Londra endişe veren olaylara sahne oldu!..
Bir zanlının polis tarafından öldürülmesini protesto eden 500 kişilik grup polis araçlarını ve otobüsleri yaktı, birçok dükkanı yağmaladı...
İngiltere'nin başkenti Londra'nın kuzeyinde bulunan Tottenham
semtinde geçtiğimiz perşembe akşamı polis, çete üyesi olduğundan
şüphelendiği 29 yaşındaki Mark Duggan'ın yolcu olarak bulunduğu
otomobili durdurdu. Henüz belirlenemeyen bir nedenle Duggan ile
polis arasında çatışma çıktı. Dört çocuk babası Mark Duggan
çatışmada yaşamını yitirirken, bir polis de yaralandı. Ancak olay
genellikle Afrika kökenlilerin yoğun olarak yaşadığı semtte, Duggan
silahını yere bıraktığı halde vurulduğu şeklinde dilden dile
yayıldı.
Bunun üzerine cuma günü sokakta toplanan yaklaşık 300 kişilik grup
"adalet isteriz" sloganı attı. Polis noktasına doğru yönelen grubun
sayısı da bir anda artarak 500 kişiye ulaştı. Toplum polislerinin
engel olmak istediği gruptakiler, iki polis arabasını ateşe verdi.

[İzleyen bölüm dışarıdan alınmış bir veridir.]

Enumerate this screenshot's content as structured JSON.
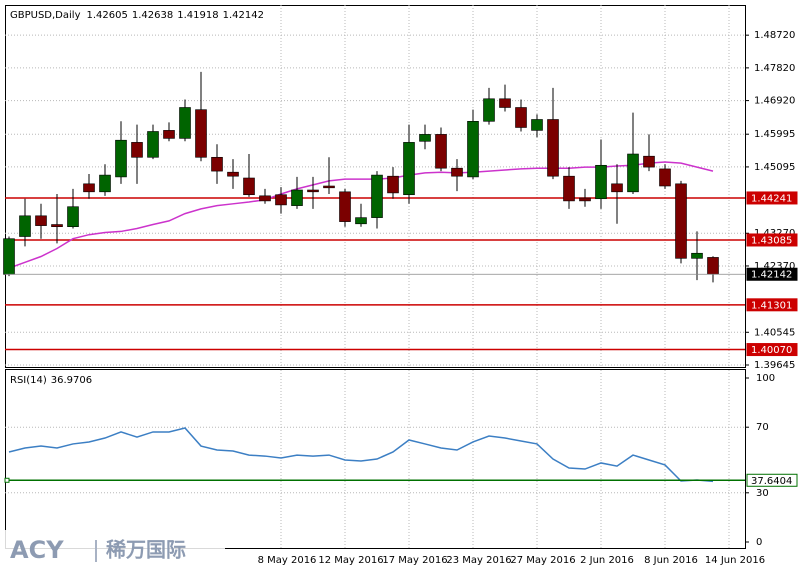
{
  "chart_data": {
    "type": "candlestick",
    "title": "GBPUSD,Daily",
    "categories": [
      null,
      null,
      null,
      null,
      null,
      null,
      null,
      null,
      null,
      null,
      null,
      null,
      null,
      null,
      null,
      null,
      null,
      "8 May 2016",
      null,
      null,
      null,
      "12 May 2016",
      null,
      null,
      null,
      "17 May 2016",
      null,
      null,
      null,
      "23 May 2016",
      null,
      null,
      null,
      "27 May 2016",
      null,
      null,
      null,
      "2 Jun 2016",
      null,
      null,
      null,
      "8 Jun 2016",
      null,
      null,
      null,
      "14 Jun 2016"
    ],
    "open": [
      1.4214,
      1.4318,
      1.4375,
      1.4351,
      1.4345,
      1.4463,
      1.4441,
      1.4482,
      1.4577,
      1.4536,
      1.461,
      1.4588,
      1.4667,
      1.4536,
      1.4495,
      1.4479,
      1.443,
      1.4433,
      1.4403,
      1.4446,
      1.4457,
      1.4441,
      1.4353,
      1.437,
      1.4484,
      1.4433,
      1.458,
      1.4599,
      1.4506,
      1.4482,
      1.4635,
      1.4697,
      1.4673,
      1.461,
      1.464,
      1.4484,
      1.4424,
      1.4422,
      1.4463,
      1.4441,
      1.4539,
      1.4504,
      1.4463,
      1.4258,
      1.42605,
      null
    ],
    "high": [
      1.4318,
      1.4422,
      1.4408,
      1.4435,
      1.4449,
      1.449,
      1.4517,
      1.4635,
      1.4626,
      1.4626,
      1.4632,
      1.4695,
      1.4771,
      1.4572,
      1.4531,
      1.4545,
      1.4449,
      1.4454,
      1.4482,
      1.4482,
      1.4536,
      1.4449,
      1.4408,
      1.4498,
      1.4509,
      1.4626,
      1.4626,
      1.4618,
      1.4531,
      1.4667,
      1.4727,
      1.4736,
      1.4695,
      1.4654,
      1.4727,
      1.4509,
      1.4449,
      1.4585,
      1.4517,
      1.4659,
      1.4599,
      1.4517,
      1.4471,
      1.4332,
      1.42638,
      null
    ],
    "low": [
      1.4209,
      1.4291,
      1.4312,
      1.4299,
      1.434,
      1.4422,
      1.443,
      1.4463,
      1.4463,
      1.4531,
      1.458,
      1.458,
      1.4525,
      1.4463,
      1.4449,
      1.4427,
      1.4408,
      1.4381,
      1.4394,
      1.4394,
      1.4435,
      1.4345,
      1.4345,
      1.434,
      1.4422,
      1.4408,
      1.4558,
      1.4498,
      1.4443,
      1.4476,
      1.4626,
      1.4662,
      1.4607,
      1.4591,
      1.4476,
      1.4394,
      1.44,
      1.4394,
      1.4353,
      1.4435,
      1.4498,
      1.4449,
      1.4244,
      1.4198,
      1.41918,
      null
    ],
    "close": [
      1.4312,
      1.4375,
      1.4348,
      1.4345,
      1.44,
      1.4441,
      1.4487,
      1.4583,
      1.4536,
      1.4607,
      1.4588,
      1.4673,
      1.4536,
      1.4498,
      1.4484,
      1.4433,
      1.4416,
      1.4405,
      1.4446,
      1.4441,
      1.4452,
      1.4359,
      1.437,
      1.4487,
      1.4438,
      1.4577,
      1.4599,
      1.4506,
      1.4484,
      1.4635,
      1.4697,
      1.4673,
      1.4618,
      1.464,
      1.4484,
      1.4416,
      1.4416,
      1.4514,
      1.4441,
      1.4545,
      1.4509,
      1.4457,
      1.4258,
      1.4272,
      1.42142,
      null
    ],
    "up_color": "#006400",
    "down_color": "#7b0000",
    "ma": {
      "color": "#cc33cc",
      "values": [
        1.4231,
        1.4247,
        1.4263,
        1.4285,
        1.4312,
        1.4323,
        1.4329,
        1.4332,
        1.434,
        1.4351,
        1.4361,
        1.4381,
        1.4394,
        1.4403,
        1.4408,
        1.4413,
        1.4419,
        1.4435,
        1.4449,
        1.446,
        1.4471,
        1.4476,
        1.4476,
        1.4476,
        1.4479,
        1.4487,
        1.4493,
        1.4495,
        1.4493,
        1.4495,
        1.4498,
        1.4501,
        1.4504,
        1.4506,
        1.4506,
        1.4506,
        1.4509,
        1.4509,
        1.4512,
        1.4514,
        1.452,
        1.4523,
        1.452,
        1.4509,
        1.4498,
        null
      ]
    },
    "ylim": [
      1.3959,
      1.4955
    ],
    "yticks": [
      {
        "value": 1.4872,
        "label": "1.48720"
      },
      {
        "value": 1.4782,
        "label": "1.47820"
      },
      {
        "value": 1.4692,
        "label": "1.46920"
      },
      1.45995,
      1.45095,
      {
        "value": 1.4327,
        "label": "1.43270"
      },
      {
        "value": 1.4237,
        "label": "1.42370"
      },
      1.40545,
      1.39645
    ],
    "grid": true,
    "levels": [
      {
        "value": 1.44241,
        "color": "#cc0000"
      },
      {
        "value": 1.43085,
        "color": "#cc0000"
      },
      {
        "value": 1.41301,
        "color": "#cc0000"
      },
      {
        "value": {
          "value": 1.4007,
          "label": "1.40070"
        },
        "color": "#cc0000"
      }
    ],
    "last_price_color": "#000000",
    "rsi": {
      "title": "RSI(14)",
      "color": "#3c7fc4",
      "values": [
        54.9,
        57.3,
        58.5,
        57.3,
        59.8,
        61.0,
        63.4,
        67.1,
        64.0,
        67.1,
        67.1,
        69.5,
        58.5,
        56.1,
        55.5,
        53.0,
        52.4,
        51.2,
        53.0,
        52.4,
        53.0,
        50.0,
        49.4,
        50.6,
        54.9,
        62.2,
        59.8,
        57.3,
        56.1,
        61.0,
        64.6,
        63.4,
        61.6,
        59.8,
        50.6,
        45.1,
        44.5,
        48.2,
        46.3,
        53.0,
        50.0,
        47.0,
        37.2,
        37.8,
        36.9706,
        null
      ],
      "ylim": [
        0,
        100
      ],
      "yticks": [
        0,
        30,
        70,
        100
      ],
      "level": 37.6404,
      "level_color": "#007000"
    }
  },
  "logo": {
    "brand": "ACY",
    "name": "稀万国际"
  }
}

Daha sonra bir otobüs yine bu grup tarafından yakıldı. Olaylar
kontrolden çıkarken, gruptakiler dükkanları yağmalamaya başladı.
Yanan arabalar ve kırılmış işyeri camları sokaklarda korkunç
görüntülerin oluşmasına neden oldu.
PATATES KIZARTTILAR
Bölgede bulunan bir kuyumcu dükkanı tamamen yağmalandı. Ellerinde
değerli takılar olan protestocular, polise ve çevredeki
gazetecilere saldırmayı sürdürdü. Sokaktaki yemek salonlarının da
camlarını ve kapılarını kıran kalabalıktakiler, kendileri için
patates kızarttı. Bu arada sokaktaki yanan araba ve otobüs
görüntüleri de sosyal medya sitelerinde dolaşmaya başladı. Polis,
bu görüntülerin internette yayılmasının ardından protestocu grubun
artmasından korkmasına karşın, beklenen olmadı.
Protestoculardan John Blake adlı kişi, polisin Duggan da dahil
birçok kişiyi mahalleden çıkar çıkmaz takip etmeye başladığını öne
sürerek, yaşananların polisin suçu olduğunu söyledi. Duggan'ın
yakını olduğunu belirten 53 yaşındaki Nikki, haksız polis şiddetine
karşı bir şey yapmak için burada olduklarını belirterek, polisin
bölge insanını sürekli izleyerek tahrik ettiğini öne sürdü.